Here there is the problem
"Consider the stochastic process $X(t)$ which is the strong solution of this stochastic differential equation: $$dX_t= \frac{1}{2} b(X_t) b'(X_t)dt+ b(X_t)dW_t$$ $$X_0=c_0 \in \mathbb{R}$$ $$b \in C^1(\mathbb{R})$$ Consider the function $F(X_t)$ defined in this way: $$F(X_t)= \int_a^{X_t} \frac{1}{b(u)} du$$ Assume as a fact that $F$ is invertible. Deduce the solution of: $$dX_t= – \frac{1}{2}e^{-2X_t}dt+ e^{-X_t}dW_t \hspace{5mm}(*)$$ Hint: Compute the stochastic differential of $F$ and express $X_t$ as an expression of the inverse of $F$."
In order to do so, I computed the stochastic differential of $F(X_t)$ using Ito-Doeblin formula, and I got:
$$dF(X_t)= dW_t$$
From which I found out that:
$$X_t= F^{-1} (W_t+ F(c_0))$$
I'm sure that the last two equations are correct.
However, I have no idea how to find the solution of $(*)$.
Can someone help me please?
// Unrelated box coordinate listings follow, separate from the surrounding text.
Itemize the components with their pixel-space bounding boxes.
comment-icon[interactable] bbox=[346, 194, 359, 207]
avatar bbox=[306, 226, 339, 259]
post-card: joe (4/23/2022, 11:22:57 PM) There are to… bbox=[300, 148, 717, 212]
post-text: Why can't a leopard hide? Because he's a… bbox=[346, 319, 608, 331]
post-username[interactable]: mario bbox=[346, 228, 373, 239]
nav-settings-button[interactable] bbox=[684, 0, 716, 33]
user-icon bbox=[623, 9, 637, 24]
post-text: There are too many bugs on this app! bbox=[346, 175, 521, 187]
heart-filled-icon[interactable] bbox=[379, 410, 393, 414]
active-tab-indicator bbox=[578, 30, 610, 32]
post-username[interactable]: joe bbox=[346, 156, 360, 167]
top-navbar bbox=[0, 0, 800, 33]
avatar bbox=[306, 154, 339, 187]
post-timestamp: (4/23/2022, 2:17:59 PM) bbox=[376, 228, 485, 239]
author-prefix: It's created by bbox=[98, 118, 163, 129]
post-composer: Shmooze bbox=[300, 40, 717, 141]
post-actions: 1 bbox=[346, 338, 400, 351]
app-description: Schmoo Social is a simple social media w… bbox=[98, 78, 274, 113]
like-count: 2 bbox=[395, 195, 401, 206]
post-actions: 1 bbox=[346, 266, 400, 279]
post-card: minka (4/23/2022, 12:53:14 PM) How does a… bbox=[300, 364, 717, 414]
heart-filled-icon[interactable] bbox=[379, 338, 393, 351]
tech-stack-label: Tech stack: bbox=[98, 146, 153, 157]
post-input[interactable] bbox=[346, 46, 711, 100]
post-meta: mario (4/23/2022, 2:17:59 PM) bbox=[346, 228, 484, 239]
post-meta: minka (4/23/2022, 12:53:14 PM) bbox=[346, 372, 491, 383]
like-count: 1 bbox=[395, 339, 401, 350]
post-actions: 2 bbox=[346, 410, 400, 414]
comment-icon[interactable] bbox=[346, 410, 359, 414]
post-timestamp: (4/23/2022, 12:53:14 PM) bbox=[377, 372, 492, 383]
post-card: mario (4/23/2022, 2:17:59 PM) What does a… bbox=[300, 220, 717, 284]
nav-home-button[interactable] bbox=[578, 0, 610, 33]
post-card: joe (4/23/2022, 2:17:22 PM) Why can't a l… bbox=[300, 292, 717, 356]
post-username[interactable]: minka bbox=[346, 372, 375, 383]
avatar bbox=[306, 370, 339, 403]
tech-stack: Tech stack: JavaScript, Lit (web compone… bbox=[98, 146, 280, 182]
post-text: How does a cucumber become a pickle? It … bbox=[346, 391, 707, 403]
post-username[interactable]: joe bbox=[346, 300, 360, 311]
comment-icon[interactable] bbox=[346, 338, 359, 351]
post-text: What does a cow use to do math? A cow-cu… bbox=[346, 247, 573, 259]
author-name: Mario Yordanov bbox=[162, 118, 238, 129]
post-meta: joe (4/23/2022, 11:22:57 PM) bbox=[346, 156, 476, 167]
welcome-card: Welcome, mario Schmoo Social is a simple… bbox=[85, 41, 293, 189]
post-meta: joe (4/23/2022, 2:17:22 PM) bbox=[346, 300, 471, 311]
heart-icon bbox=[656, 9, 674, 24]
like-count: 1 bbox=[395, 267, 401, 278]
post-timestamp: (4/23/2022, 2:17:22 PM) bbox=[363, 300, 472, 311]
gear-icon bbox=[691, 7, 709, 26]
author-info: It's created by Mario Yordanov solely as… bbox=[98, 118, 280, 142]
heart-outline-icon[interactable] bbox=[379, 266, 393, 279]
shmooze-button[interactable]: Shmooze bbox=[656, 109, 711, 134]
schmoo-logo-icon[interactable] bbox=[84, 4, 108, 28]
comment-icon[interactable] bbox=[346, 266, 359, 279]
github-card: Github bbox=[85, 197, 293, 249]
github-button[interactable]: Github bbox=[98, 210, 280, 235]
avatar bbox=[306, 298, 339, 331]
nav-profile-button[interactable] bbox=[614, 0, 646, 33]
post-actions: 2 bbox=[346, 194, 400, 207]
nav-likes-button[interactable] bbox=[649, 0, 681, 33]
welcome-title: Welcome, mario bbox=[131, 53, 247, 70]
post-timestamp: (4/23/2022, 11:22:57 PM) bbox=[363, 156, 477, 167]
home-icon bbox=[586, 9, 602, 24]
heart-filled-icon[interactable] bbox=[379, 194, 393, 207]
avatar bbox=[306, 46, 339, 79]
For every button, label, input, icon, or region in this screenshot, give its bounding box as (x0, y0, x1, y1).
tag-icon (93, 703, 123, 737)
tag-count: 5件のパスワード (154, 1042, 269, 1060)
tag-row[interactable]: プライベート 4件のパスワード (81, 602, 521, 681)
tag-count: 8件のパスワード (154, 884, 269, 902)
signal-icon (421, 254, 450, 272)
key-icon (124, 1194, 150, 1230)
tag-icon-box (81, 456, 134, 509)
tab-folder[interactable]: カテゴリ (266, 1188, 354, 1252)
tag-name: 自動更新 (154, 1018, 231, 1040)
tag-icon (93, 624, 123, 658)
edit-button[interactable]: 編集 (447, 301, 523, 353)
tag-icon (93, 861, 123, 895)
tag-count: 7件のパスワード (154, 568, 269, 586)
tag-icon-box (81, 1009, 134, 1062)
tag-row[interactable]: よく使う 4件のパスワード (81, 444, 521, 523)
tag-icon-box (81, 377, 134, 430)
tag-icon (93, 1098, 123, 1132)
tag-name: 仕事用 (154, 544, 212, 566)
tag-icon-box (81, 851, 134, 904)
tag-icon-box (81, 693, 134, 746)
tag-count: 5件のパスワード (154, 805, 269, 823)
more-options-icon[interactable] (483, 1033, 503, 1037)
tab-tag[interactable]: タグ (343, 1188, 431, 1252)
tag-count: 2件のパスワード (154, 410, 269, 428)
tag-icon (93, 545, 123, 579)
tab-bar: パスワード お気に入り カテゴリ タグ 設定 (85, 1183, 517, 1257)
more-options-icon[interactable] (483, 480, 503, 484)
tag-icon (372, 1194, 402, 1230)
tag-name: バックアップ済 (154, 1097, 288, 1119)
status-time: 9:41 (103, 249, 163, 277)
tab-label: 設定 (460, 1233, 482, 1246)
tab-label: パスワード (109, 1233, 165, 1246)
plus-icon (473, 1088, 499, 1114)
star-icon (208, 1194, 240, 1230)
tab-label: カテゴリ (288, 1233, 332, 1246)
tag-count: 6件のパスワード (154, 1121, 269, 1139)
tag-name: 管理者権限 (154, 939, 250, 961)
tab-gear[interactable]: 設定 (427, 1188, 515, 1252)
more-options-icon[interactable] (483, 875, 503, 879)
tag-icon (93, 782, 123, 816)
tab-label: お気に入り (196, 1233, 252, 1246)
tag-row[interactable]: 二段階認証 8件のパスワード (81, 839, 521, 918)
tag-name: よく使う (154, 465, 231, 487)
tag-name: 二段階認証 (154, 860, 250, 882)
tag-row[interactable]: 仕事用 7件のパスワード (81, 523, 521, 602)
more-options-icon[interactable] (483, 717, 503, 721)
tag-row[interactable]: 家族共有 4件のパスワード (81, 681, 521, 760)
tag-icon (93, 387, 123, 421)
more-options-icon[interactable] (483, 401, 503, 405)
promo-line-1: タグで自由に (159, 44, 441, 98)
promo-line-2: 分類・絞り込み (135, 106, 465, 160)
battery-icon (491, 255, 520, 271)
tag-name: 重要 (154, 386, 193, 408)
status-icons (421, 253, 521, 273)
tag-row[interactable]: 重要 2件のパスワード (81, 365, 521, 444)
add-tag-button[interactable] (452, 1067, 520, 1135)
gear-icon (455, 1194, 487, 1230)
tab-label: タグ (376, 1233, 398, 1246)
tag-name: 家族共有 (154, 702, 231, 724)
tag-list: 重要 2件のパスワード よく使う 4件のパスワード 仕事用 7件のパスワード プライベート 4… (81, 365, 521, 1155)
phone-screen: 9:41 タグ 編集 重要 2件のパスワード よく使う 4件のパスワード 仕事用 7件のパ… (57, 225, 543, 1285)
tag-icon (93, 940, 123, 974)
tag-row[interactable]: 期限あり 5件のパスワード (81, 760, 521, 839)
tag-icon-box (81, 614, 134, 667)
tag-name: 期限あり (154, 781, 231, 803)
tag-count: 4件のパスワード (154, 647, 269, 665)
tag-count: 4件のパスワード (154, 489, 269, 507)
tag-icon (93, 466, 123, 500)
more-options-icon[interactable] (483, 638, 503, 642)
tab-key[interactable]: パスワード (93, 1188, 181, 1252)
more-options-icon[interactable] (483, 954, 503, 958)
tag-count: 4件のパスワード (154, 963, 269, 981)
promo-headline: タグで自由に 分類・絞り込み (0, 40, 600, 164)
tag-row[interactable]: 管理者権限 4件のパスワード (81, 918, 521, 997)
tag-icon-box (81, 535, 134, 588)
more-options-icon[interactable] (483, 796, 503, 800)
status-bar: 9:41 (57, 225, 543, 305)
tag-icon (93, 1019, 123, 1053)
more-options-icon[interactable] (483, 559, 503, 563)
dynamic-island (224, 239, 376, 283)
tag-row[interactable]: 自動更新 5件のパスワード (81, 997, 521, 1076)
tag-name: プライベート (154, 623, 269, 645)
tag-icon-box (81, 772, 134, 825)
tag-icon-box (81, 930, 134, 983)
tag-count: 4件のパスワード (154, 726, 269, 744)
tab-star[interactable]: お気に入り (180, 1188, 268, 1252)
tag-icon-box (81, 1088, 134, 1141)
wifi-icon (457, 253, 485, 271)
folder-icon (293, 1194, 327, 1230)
Thank you
Best Answer
To complete the solution you need to find what $F^{-1}(x)$ is.
We start by finding the form of $b(X_t)$.
We see from comparing the form of $dX_t=\frac{1}{2}b(X_t)b'(X_t)dt + b(X_t) dW_t$ with $dX_t=-\frac{1}{2}\exp(-2X_t) + \exp(-X_t) dW_t$ that our function $b(X_t) = \exp(-X_t)$.
We can calculate $F(X_t)=\int_a^{X_t}\frac{1}{b(u)}~du=\int_a^{X_t}\exp(u)~du=\exp(X_t)-\exp(a)$ from using what we have found for $b(X_t)$.
Now we want to find $F^{-1}(x)$ such that $F^{-1}(F(X_t))=X_t$. Thus, from the form of $F(X_t)$ above it is hopefully clear that this is of the form $F^{-1}(x)=\ln(x+\exp(a))$.
We now calculate $X_t = F^{-1}(W_t + F(c_0))=\ln(W_t+\exp(c_o))$ and we have our solution.